Scene I, cont’d
(enter EMILY‘s brother AUSTIN, tall, sedate, black-clothed midlife male with somewhat wild hair. He sweeps off his wet hat.)
EMILY
Brother! This is the season reindeer love! What brings out you on a night like this when thunder gossips low, and water wrecks the sky?
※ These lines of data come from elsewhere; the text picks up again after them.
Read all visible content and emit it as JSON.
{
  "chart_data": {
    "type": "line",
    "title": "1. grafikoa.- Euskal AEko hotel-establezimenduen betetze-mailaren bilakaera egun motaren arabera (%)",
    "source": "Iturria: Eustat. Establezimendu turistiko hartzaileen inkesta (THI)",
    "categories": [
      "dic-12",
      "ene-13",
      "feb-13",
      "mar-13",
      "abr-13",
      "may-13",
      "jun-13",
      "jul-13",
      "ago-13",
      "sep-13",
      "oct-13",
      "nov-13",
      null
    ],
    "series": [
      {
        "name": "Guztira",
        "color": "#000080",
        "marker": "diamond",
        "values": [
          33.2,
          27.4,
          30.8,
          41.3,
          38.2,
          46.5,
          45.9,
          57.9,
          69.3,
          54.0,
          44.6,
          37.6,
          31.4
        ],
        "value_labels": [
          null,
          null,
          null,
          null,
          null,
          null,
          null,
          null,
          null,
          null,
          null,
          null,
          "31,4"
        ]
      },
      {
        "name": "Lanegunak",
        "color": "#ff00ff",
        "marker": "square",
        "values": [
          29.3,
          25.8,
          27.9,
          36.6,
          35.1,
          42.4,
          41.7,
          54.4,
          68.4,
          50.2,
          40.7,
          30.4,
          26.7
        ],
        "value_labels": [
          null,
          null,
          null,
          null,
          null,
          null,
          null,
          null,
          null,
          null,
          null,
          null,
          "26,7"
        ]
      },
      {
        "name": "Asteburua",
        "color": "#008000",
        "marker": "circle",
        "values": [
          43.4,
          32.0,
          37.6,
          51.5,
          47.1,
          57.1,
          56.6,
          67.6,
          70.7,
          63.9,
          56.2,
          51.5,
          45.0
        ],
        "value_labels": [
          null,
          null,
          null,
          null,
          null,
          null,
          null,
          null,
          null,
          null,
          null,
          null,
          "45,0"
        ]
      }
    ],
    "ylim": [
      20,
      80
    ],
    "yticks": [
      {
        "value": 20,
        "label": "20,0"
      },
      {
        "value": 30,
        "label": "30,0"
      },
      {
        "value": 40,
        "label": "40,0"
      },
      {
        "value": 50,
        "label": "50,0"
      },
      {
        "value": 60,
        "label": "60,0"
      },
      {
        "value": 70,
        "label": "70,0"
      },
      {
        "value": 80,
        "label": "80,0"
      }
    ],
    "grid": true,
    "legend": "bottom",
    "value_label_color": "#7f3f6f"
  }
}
(Very dramatic, gesturing)
A massacre of suns have been by evening’s sabers slain!
AUSTIN
(Pushes past, impatient at her foolishness. He doesn’t want to play.)
Is everyone in bed?
EMILY
Yes of course. I have taken off my crown of thorns and donned my evening diadem. (Sighs explosively) Ah! To die divinely once a twilight!
AUSTIN
I must needs interview, dear Sister. I require the parlor.
(He looks and acts guilty.)
EMILY
Brother, how can we receive those who talk of hallowed things and embarrass my dog! The only one I meet is God.
AUSTIN
No, no, no. Off to bed with you, Emily. It’s just that Sue can’t attend to…Mrs. Todd.
(Falsely jovial)
You remember Mrs. Todd. She’s indisposed.
EMILY
Brother, you become improbable. Mrs. Todd is indisposed?
AUSTIN
No, Sue.
EMILY
(Anxiously pulling at his sleeve)
Is my Domingo ill? It’s easier to look behind at pain than to see it coming.
AUSTIN
Sue chooses to be ill. She chooses to be black as death. Please don’t wait up for us. We won’t disturb you.
EMILY
Life is death we’re lengthy at. All right, then, Brother. Impossibility exhilarates! I will take up my lantern, and go in search of deathless me. Keep a gas light burning, Brother, to light the danger up.
(AUSTIN brushes away her hand – EMILY dives behind the door to her conservatory – but eavesdrops. AUSTIN opens the front door, ushers a heavily veiled but elegantly clothed and youthful lady inside, into the parlor, closes the door behind them. Shoots the bolt home.)
EMILY
(Listening behind the door)
They might not need me – yet they might! I’ll let my heart be just in sight. A smile as small as mine might be precisely their necessity. Ah, night’s possibility! I don’t mind locks as long as I can pick ‘em.
(In the parlor AUSTIN builds up the fire, as MABEL unwinds her many veils, which he eagerly receives. They face one another. )
AUSTIN
Rubicon!
MABEL
Rubicon indeed.
(They scrabble desperately at one another’s clothing, half undressing.)
EMILY
(Listens, shaking her head)
Here’s a candy scrape! Love is hungry and must graze! Good to hide and hear ‘em hunt but better to be found.
(Spot follows her as she prepares her plants for the evening.)
AUSTIN
I am famished for you.
MABEL
I trust you as I trust God.
EMILY
(Singing)
Title divine is mine!
Wife without the sign!
Garnet to garnet, gold to gold,
Born, bridalled, shrouded in a day
Is this the way?
(She holds a blossom to her cheek.)
My red, red, Persian ladies! Flowers are so enticing I fear that they are sins. I would rather have your moment’s blossom than a bee’s eternity.
AUSTIN
(To MABEL)
I love you! Why should I and why shouldn’t I? Who made and who rules the human heart? Where is the wrong in preferring sunlight to shadow?
MABEL
You reached out your hand in darkness, almost without knowing, and met another, warm and tender and you clasped it. It shall never be withdrawn.
AUSTIN
I am overwhelmed, overjoyed. Intoxicated. We were made to give joy to each other.
(They make love. Light goes up on EMILY)
EMILY
The bane is love. To lack it is a woe, to own it is a wound.
(She looks toward the parlor)
In all the circumference of expression the words of Adam and Eve never were surpassed: “I was afraid and hid myself.”